An Elephant in the Room – PM Babis and the Capi Hnizdo Fraud Case

Prague, (CTK) – The EU Anti-Fraud Office’s (OLAF) report on a suspicious drawing of a EU subsidy by the Czech Capi hnizdo firm is clearly unfavourable for its former owner and current PM Andrej Babis (ANO), but still it need not affect the Czech scene at all, Julie Hrstkova writes in Hospodarske noviny (HN) today.

 

OLAF released the final report about its enquiry into the case to the Czech Finance Ministry two weeks ago.

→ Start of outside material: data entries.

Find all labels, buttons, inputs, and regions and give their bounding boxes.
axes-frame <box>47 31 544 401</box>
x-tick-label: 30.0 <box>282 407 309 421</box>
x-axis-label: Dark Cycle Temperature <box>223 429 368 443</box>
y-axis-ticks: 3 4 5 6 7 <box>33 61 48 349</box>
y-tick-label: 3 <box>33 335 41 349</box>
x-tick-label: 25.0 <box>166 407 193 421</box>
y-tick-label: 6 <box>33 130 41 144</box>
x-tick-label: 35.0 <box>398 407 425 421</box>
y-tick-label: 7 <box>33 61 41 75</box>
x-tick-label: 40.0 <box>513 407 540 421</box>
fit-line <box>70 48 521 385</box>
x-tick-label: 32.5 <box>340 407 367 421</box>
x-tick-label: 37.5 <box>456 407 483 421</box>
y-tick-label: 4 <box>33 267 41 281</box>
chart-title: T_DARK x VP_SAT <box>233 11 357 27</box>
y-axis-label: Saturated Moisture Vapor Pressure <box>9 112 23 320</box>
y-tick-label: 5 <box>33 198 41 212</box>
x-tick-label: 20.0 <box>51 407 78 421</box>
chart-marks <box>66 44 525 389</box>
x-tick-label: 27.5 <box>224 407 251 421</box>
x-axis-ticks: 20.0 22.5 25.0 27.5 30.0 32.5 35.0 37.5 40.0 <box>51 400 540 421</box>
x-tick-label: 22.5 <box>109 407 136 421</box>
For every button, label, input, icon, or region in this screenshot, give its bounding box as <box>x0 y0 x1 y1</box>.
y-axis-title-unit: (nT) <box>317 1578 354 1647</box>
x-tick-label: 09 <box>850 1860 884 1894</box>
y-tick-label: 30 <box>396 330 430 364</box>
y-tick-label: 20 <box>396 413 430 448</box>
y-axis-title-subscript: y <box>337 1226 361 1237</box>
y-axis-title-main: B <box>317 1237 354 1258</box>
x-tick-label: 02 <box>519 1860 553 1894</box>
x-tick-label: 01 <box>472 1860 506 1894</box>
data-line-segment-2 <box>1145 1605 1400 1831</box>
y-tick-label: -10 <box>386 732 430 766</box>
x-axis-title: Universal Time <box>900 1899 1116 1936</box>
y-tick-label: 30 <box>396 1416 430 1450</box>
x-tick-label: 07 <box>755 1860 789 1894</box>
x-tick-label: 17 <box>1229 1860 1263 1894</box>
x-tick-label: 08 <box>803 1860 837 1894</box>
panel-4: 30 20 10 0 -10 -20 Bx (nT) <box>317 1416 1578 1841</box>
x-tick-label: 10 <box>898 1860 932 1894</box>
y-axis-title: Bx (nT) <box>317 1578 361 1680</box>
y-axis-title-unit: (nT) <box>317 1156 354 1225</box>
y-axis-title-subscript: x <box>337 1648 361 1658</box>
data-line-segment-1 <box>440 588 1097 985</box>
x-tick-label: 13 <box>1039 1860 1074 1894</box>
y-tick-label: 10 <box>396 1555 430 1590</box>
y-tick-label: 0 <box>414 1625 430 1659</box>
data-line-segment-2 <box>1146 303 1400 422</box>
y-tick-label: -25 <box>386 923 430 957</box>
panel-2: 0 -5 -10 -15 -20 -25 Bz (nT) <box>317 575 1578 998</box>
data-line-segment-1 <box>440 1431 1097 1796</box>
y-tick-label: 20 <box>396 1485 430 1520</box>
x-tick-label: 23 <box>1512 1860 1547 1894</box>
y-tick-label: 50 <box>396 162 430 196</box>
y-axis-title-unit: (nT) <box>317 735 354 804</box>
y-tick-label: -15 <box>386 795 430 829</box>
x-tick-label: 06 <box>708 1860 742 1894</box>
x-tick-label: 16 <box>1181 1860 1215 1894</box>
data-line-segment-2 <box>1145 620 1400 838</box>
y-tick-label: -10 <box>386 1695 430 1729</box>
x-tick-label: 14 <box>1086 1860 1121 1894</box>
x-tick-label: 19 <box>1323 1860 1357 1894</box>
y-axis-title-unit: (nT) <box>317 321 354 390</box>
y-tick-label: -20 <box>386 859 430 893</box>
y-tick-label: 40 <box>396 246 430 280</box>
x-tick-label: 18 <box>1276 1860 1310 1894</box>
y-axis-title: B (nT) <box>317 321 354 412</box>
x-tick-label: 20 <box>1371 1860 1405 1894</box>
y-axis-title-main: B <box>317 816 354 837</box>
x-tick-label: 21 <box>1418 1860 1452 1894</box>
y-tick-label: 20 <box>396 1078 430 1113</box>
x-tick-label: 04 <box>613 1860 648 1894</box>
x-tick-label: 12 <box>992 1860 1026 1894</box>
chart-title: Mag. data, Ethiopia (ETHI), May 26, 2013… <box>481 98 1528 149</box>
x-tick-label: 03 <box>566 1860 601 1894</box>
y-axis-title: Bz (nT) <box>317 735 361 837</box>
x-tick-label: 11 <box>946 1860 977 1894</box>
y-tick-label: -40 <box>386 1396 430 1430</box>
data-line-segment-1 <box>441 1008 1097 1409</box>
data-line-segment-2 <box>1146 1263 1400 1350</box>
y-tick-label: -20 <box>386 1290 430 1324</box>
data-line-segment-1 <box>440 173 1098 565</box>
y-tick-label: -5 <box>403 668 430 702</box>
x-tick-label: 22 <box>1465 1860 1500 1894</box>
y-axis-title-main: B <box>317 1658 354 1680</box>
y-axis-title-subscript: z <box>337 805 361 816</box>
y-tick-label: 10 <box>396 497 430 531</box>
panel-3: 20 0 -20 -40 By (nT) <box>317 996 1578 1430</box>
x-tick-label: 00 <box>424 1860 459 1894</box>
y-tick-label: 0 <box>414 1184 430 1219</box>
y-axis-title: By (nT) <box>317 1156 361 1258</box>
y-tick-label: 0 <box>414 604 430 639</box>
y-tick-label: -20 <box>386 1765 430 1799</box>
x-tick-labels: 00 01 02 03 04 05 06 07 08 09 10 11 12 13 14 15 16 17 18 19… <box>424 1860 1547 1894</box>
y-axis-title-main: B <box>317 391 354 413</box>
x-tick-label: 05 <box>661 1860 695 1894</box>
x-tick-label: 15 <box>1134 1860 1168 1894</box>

The ministry said it will have it translated into Czech and have an analysis made on whether its release to the public is possible.

 

“Now the OLAF report has finally ended where Babis’s fans wanted to have it from the beginning – among the information in which people should not poke their noses and which is actually secret,” Hrstkova writes, reacting to the state attorneys’ recommendation on Tuesday that the ministry should not release the report as it has been added to the file within the Czech police’s own investigation of the Capi hnizdo case.

 

The only thing which is sure about the OLAF report is that the EC has asked the Czechs to remove Capi hnizdo (Stork Nest) from the EU subsidies programme. This indicates that the result of the OLAF’s enquiry is unfavourable, Hrstkova writes.

 

The Agrofert Holding, which Babis transferred to a trust fund last year, is suspected of having expediently transferred its Farma Capi hnizdo company to bearer shares in late 2007 to make it eligible for an EU subsidy which it could never win as part of the giant Agrofert. After a few years, Capi hnizdo returned to Babis’s Agrofert again.

 

On Tuesday, Babis complained about the enquiry’s course having been non-standard and he assured the public that Agrofert, the giant holding he owned and which had nothing to do with the Capi hnizdo affair at the time of the enquiry, has lodged a complaint with the European ombudsman and the Court of Justice, probably in order to make it clear that Europe must not treat the [Czech] prime minister this way, Hrstkova writes with irony.

 

Babis wants the investigators and media not to link him to the Capi hnizdo case at all, because, as everybody knows, the documents that were to confirm whom the Capi hnizdo company belonged when it applied for the suspicious subsidy worth 50 million crowns have got lost, Hrstkova writes.

 

True, Babis previously said the company belonged to his common-law-wife and children, but there is no evidence to prove this. There exists an affidavit in this respect, which, however, a team of the Finance Ministry’s auditors found untrustworthy, Hrstkova writes.

 

There are also the bank documents released online by an anonymous group dubbed Julius Suman, which prove that Capi hnizdo was owned by Babis himself when it applied for a loan from the HSBC bank. Babis immediately dismissed the information and ordered his lawyers to file a criminal complaint against Suman and journalists, Hrstkova writes.

 

Nevertheless, the word “non-standard” really matches with the OLAF enquiry, though not in the sense claimed by Babis but because all important pieces of evidence have got lost. Simply, the Stork Nest farm has been built. If needed, it presents a couple of photos with enchanted visitors, mainly children, and people should forget about the rest as quite unimportant, Hrstkova writes.

 

The state attorneys’ decision on the OLAF report’s secret character means a great relief for Finance Minister Alena Schillerova, an ardent fan of Babis, who can prevent the release of the report without solving anything or explaining her ministry’s failure to observe the law on access to information, Hrstkova writes.

 

However, the fact that the report ended at the state attorney’s office does not mean that it will remain withheld. Members of the lower house’s mandate and immunity committee are empowered to look into the criminal file. Some of them will definitely visit the state attorney’s office for this purpose as soon as possible, and the relevant information can be expected to surface, Hrstkova writes.

 

This need not have any crucial impact on the Czech political scene, however. Voters trust Babis and the robbing of Europe is nothing they would mind. Nor would they mind it if the Czech Republic covers the EU subsidy for Capi hnizdo from the state budget after the “bad” Europe refused to do so, Hrstkova writes.

 

It took OLAF almost two years to complete its final report. The Czech police and judiciary, too, work far from swiftly. In the meantime, Babis, whose ANO movement has taken control of all key ministries such as justice, interior, finance and others, needs “the peace for work, and therefore also his immunity as a deputy, and also the parliament’s confidence his cabinet might win in view of the current state of the “blissful ignorance,” Hrstkova concludes.